The highlight of the course is a two-week trip to Yucatan, Mexico where students take the course ‘Introduction to Research’ taught by faculty members from the Universidad Marista in collaboration with Dr. Medina-Cetina. In addition, students visited a different research institution member of Yucatan Research Consortium (SIIDETEY) every day, where they have ‘hands on’ experiences on research projects of the Yucatan Initiative led by faculty both in Yucatan and Texas A&M.

During their time abroad, students also visit a number of cultural sites and tour the heart of the Mayan civilization in Yucatan. Learning about the intersection of the European and the Mayan cultures, and how they manifest in the region’s own speaking, food and customs, which depart significantly from well-known landscapes and customs of Northern and Central Mexico. Students learn about how proud of the resulting Spanish and Mayan mixture or ‘mestizaje’ defines the Yucatecans of today. And with that start to appreciate the cultural differences and simulates of different people.

For the students to leave a true “intellectual footprint” in Yucatan, a well-balanced schedule is designed and implemented, including course contents and research experiences, but also guided visits to Yucatan’s main Mayan archaeological sites such as Chichen Itza, an archeological and World Heritage Site; the Dzibilchaltun Mayan site; the Ruta Puuc, secondary roads connecting five well-preserved Mayan archaeological sites finishing in Uxmal, the hearth of the Mayan cultural expressions; and Xcaret, a natural sanctuary where the history of Mexico combines with fun traditions and the splendor of the beautiful Yucatan window to the Caribbean.

Poster Session

After returning from Mexico, students become part of an online learning community and continue their research while also developing a research proposal from a topic they identify during the two-week visit to Yucatan. This one-credit graded course under the ELCIR Program is concluded with a poster session in the fall where the students present their research proposal. For the 2016 program the poster session took place in the fall where students presented their research to peer students, faculty members and administrators of the College of Engineering, more than 100 people attended the poster presentation.

“This study abroad had an amazing impact on me,” said Sergio Nevarez, an ELCIR 2016 participant and Regents’ Scholar. “It gave me a broader understanding of real-world applications to concepts learned in class. It also made me realize that I want to make a difference by being an engineer through setting a positive footprint in this world."

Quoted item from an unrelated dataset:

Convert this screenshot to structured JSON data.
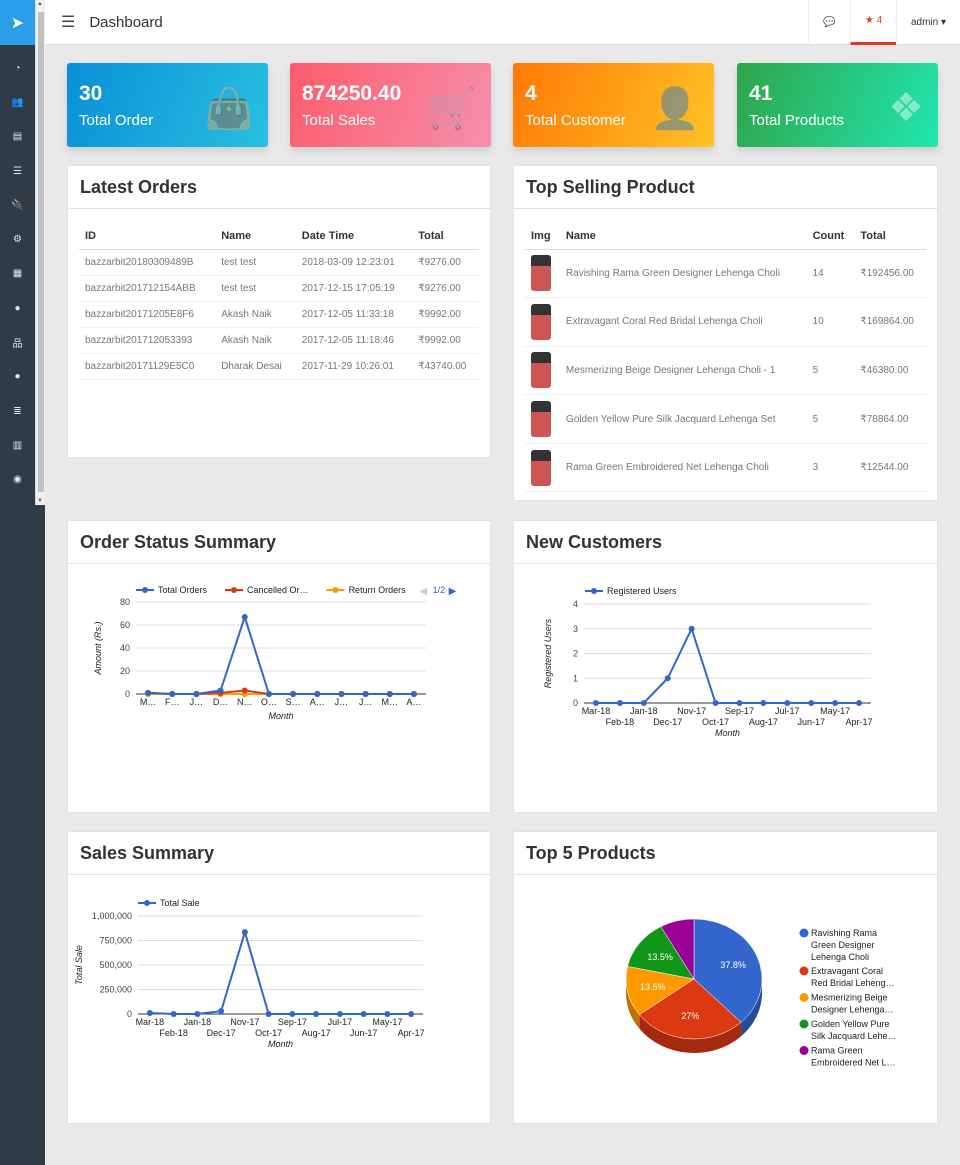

Another unique aspect of the program is that during their time in Merida, rather than staying in a hotel, students stay with local families and get integrated in the daily lives of their host Mexican families. One of the Sundays is called “family day” and students spend the Sunday as a typical Mexican family Sunday. The students who participated in the past two programs said the trip was a once in a lifetime experience and a unique opportunity to combine research fundamentals, new cultures and a study abroad in one trip. The experience has inspired some of them to continue exploring new cultures and inspired others to lead by example as an engineer and through research. Many of the ELCIR students are still actively connected with their families private social media networks.

“My first year in the Engineering Learning Community as a Regents' student has proven that I could have a bright future no matter what type of background I have come from, as long as I was willing to accept the help offered to me and to work as hard as possible,” said Brittany Spriggs, an ELCIR participant and Regents’ Scholar.

Application for the 2017 program is currently open on the Halliburton Global Programs website

“There is not a day that goes by that I do not think of and appreciate the professional, cultural and personal value that the Mexico [research] trip has proven to possess,” said Spriggs.